I was still living at home at the time I was buying these so I couldn’t keep them long for fear that my parents (or my aunt who came down to help clean the house sometimes) might find them. I was, however, reminded of all this today when I ran into the first two years of issues on the Internet Archive. 


The comics artists who pop up in these early issues are Marshall Rogers, Russ Heath, Gary Hallgren, Rand Holmes (an article about him as well as a new color strip by him), Wallace Wood, (a small piece on SALLY FORTH and a full reprint of MY WORD from BIG APPLE COMIX), Larry Hama and Ralph Reese along with Neal Adams (a part color reprint of their BIG APPLE collaboration, published originally only in black and white), Clay Geerdes, Robert Crumb (color reprints of black and white underground strips), Bruce Patterson, Frank Cirocco, Mary Wilshire, Bill Plympton, Mary Sativa, Trina Robbins, Paul Kirchner (as Kurt Schnurr”).

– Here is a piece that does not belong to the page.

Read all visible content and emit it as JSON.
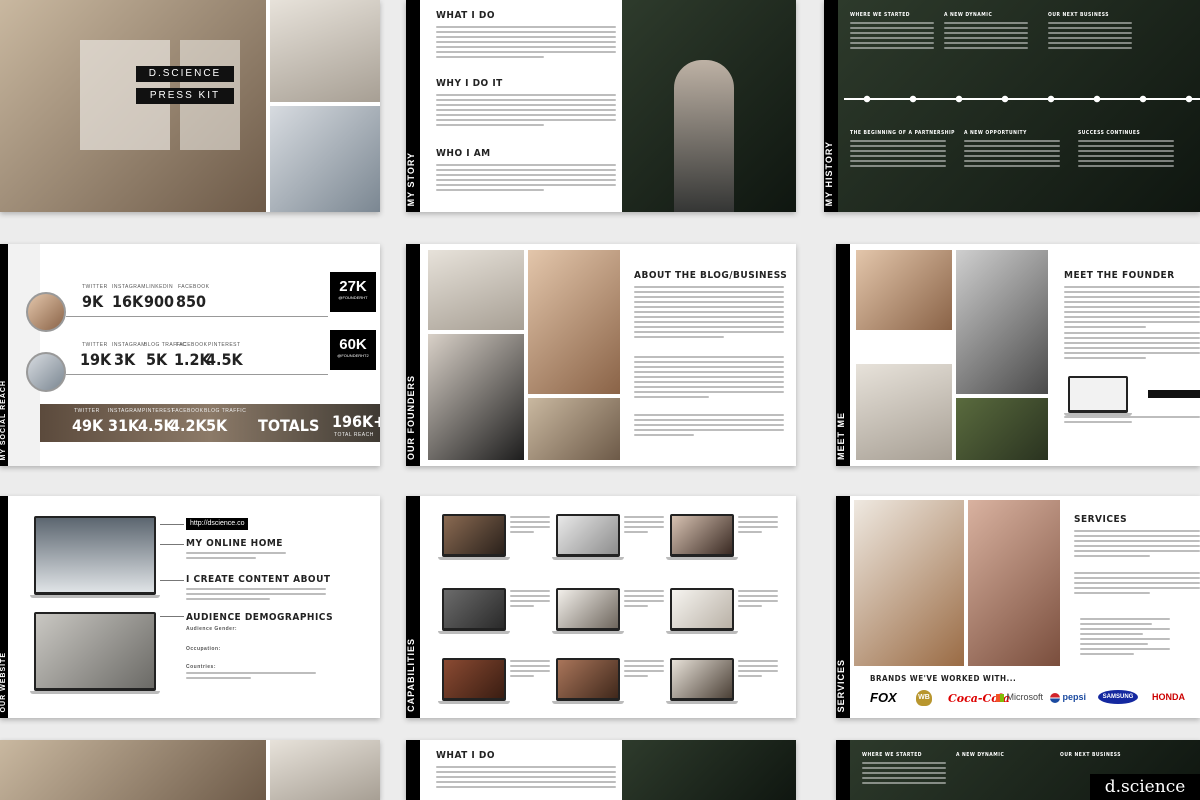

Bill Wenzel, Lee Marrs, and Billy Graham. Some illustrate articles, some offer gag cartoons, some new comics stories, some reprinted ones, some spot illustrations and a couple are just reprints in small pieces written about them. 


By the last two issues of 1977, the familiar artists seem to have largely disappeared, perhaps due to editorial changes. It should go without saying that while these are not fully hardcore magazines, they are 100% NSFW and are at times, more explicit than even stuff on the market today! If you are easily offended, stay away. Heck, if you get offended by things at all, I’d recommend keeping your distance. If you’re intrigued, however, they’re all online.